最大のメリットはとにかく透明な矯正装置なので目立たないということです。どうしても従来法だと金属が見えていやだという人には最適です。また、固定している従来のマルチブラケット装置とは違い、自分自身で取り外しができるので、食事の時や歯磨き・矯正装置の洗浄などのメインテナンスが容易になります。
ですが、歯の移動量が大きい症例や抜歯を必要とする症例では、マウスピース矯正単独では限界がある場合があります。もしそのような場合は、一定の期間表側・裏側矯正を併用することがあります。また、自分自身で取り外しできるというメリットがある反面、矯正装置を装着するかしないかの判断は患者自身に一任されてしまうために、矯正装置を着ける時間が短い、もしくは着けない期間があった場合、治療期間が従来より長くなってしまうというデメリットも存在します。

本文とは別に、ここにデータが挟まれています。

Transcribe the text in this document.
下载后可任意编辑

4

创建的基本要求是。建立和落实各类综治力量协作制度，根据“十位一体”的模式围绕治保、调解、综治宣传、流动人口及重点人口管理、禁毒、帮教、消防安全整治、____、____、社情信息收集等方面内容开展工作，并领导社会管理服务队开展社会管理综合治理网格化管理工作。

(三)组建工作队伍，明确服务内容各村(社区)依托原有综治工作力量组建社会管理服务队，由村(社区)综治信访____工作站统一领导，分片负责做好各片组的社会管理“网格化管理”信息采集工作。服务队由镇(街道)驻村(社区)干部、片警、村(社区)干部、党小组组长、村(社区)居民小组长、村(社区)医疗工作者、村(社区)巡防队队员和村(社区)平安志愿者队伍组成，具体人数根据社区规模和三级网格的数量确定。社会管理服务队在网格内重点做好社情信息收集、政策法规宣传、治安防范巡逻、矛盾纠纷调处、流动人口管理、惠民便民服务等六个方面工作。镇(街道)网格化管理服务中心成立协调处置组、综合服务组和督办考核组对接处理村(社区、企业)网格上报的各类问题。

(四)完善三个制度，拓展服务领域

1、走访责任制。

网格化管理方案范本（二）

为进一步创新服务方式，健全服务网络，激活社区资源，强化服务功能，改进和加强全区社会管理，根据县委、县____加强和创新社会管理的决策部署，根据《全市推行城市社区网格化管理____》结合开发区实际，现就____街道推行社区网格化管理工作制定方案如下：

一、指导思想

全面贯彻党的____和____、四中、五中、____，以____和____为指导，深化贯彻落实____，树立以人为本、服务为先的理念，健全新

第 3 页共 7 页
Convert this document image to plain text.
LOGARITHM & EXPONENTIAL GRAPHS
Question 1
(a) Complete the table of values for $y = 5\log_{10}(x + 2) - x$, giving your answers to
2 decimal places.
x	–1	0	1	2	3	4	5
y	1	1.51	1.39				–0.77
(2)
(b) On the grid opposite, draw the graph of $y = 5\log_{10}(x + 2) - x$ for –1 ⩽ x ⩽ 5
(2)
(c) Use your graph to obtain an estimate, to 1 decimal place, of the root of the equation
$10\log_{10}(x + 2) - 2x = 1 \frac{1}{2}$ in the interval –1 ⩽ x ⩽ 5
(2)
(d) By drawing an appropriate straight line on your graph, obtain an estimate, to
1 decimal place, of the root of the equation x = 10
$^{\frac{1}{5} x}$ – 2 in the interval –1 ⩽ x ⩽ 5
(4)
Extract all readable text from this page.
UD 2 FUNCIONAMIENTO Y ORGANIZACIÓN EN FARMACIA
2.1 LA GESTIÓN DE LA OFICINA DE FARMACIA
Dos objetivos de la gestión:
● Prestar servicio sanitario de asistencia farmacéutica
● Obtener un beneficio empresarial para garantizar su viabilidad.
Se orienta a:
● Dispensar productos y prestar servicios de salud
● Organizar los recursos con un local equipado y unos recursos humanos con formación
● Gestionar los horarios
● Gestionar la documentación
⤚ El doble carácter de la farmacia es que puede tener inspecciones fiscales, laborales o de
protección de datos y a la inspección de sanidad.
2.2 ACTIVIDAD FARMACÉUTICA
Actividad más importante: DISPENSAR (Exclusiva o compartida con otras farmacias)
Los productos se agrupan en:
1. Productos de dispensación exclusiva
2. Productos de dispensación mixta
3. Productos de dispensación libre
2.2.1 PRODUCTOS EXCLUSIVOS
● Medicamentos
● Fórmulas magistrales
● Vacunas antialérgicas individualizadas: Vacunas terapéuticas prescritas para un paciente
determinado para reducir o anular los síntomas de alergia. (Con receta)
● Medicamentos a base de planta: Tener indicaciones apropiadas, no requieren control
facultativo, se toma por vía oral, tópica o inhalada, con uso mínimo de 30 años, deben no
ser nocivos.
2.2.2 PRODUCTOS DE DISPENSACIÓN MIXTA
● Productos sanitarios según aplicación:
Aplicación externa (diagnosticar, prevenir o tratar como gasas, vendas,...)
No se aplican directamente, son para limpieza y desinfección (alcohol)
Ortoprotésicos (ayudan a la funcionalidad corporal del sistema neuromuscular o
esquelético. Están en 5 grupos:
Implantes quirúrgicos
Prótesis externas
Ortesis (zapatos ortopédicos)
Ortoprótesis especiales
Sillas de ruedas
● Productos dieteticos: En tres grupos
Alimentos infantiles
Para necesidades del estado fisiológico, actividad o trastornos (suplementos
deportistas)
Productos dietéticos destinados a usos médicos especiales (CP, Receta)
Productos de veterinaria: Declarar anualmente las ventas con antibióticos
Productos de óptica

歯は少しずつ動かすので何度か新しいマウスピースに交換しながら矯正を行います。従来のマルチブラケット装置はワイヤーを取り替えたり絞め直したりするだけで調整することができますが、マウスピース型の矯正装置は変形しないので作り替えが必要になります。
矯正する時期に注意
どの矯正装置にもメリットとデメリットが存在します。つまり今のところ完璧な矯正装置は存在しないということです。ここで注意しなければならないことは、矯正を行う時期にあります。成人になってある程度噛み合わせが固まった人はいいのですが、成長期のお子さんには特に注意が必要です。微調整を繰り返して顎骨の発達と同時進行で矯正を行うことが望ましいのですが、がっちり固定してしまうと骨の成長を阻害してしまうことも考えられます。